La riposte mondiale contre le VIH traverse sa crise la plus grave depuis plusieurs décennies, selon les avertissements de l’Onusida. Cette situation résulte directement de la réduction drastique de l’aide internationale, créant des perturbations majeures dans les pays les plus affectés par l’épidémie. Les donateurs mondiaux ont considérablement diminué leurs contributions, fragilisant l’ensemble de l’écosystème sanitaire.
Le financement international pour combattre le sida s’élève actuellement à 18,7 milliards de dollars annuels, chiffre inférieur de 17 % aux besoins réels jusqu’en 2030. Les États-Unis, qui pourvoyaient autrefois 50 % du budget de l’Onusida, ont interrompu brutalement leurs versements. D’autres donateurs majeurs ont également réduit substantiellement leur aide publique au développement, amplifiant la crise financière.

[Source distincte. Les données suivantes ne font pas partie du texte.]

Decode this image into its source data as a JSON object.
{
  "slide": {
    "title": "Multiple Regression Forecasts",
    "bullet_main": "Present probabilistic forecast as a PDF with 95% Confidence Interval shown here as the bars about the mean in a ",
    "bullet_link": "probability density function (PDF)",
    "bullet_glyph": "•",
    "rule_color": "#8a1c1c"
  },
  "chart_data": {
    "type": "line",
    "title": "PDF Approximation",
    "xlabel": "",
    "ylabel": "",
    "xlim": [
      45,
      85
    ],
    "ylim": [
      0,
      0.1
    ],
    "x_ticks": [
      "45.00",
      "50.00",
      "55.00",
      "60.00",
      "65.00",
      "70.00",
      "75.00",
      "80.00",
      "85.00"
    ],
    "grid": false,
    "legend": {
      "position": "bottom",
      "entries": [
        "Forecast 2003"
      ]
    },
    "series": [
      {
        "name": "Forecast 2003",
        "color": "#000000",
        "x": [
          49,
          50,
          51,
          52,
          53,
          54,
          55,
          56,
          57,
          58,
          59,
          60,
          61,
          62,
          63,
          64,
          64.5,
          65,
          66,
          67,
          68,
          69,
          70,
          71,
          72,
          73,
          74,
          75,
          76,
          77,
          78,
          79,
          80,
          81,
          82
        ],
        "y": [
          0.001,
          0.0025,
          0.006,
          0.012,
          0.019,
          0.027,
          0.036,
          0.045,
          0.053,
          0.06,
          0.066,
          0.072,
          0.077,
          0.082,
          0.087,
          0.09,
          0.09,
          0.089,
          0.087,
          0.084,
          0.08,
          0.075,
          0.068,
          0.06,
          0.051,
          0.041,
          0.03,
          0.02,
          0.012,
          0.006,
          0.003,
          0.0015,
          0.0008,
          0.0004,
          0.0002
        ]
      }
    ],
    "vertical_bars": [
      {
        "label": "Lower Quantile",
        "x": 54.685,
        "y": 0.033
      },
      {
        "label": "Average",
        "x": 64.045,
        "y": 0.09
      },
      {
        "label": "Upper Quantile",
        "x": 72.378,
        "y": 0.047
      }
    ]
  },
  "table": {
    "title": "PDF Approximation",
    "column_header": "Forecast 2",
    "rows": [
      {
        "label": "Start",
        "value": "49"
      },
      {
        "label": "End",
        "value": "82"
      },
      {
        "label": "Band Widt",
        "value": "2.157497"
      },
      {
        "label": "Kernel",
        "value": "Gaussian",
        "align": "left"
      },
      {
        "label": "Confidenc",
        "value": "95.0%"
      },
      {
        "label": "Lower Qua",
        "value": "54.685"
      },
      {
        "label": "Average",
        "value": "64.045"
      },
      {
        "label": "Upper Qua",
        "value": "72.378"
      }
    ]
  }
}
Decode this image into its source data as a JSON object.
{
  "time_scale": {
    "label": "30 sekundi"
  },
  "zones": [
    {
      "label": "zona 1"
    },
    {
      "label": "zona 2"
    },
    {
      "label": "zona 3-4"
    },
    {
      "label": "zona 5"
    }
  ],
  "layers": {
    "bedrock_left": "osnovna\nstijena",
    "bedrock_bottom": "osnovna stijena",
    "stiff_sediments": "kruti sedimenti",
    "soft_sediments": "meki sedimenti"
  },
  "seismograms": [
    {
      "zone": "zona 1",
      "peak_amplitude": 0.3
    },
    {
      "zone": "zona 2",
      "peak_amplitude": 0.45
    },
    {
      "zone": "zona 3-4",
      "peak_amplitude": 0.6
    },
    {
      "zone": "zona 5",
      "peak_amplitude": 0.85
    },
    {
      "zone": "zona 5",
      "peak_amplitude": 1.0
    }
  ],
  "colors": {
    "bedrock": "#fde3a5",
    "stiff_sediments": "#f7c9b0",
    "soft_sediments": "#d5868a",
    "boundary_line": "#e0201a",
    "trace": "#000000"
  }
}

Les conséquences sur le terrain se révèlent catastrophiques et immédiates. Des cliniques ont fermé sans préavis, des milliers de professionnels de santé ont perdu leur emploi, et les services essentiels de dépistage et de traitement subissent des interruptions généralisées. En Éthiopie et en République démocratique du Congo, notamment, des ruptures de stock de tests et de médicaments ont été documentées. Dans treize pays, le nombre de personnes ayant débuté un traitement a diminué par rapport à l’année précédente.
Les services de prévention, déjà sous-financés auparavant, souffrent particulièrement de cet effondrement budgétaire. L’année passée, 9,2 millions de personnes parmi les 40 millions vivant avec le VIH n’avaient accès à aucun traitement. L’Onusida alerte sur le fait que 1,3 million de nouvelles infections ont été enregistrées, chiffre stagnant d’une année sur l’autre, signalant un ralentissement inquiétant de la progression thérapeutique.
Sans intervention urgente et augmentation des investissements, les infections pourraient atteindre 3,3 millions d’ici 2030. Ce seuil resterait plus de trois fois supérieur aux objectifs fixés par les Nations unies pour déclarer le sida vaincu comme menace sanitaire mondiale. Malgré une diminution de 54 % des décès liés au sida depuis 2010, la stagnation actuelle des nouvelles contaminations démontre que sans ressources adéquates, les progrès s’inverseront rapidement.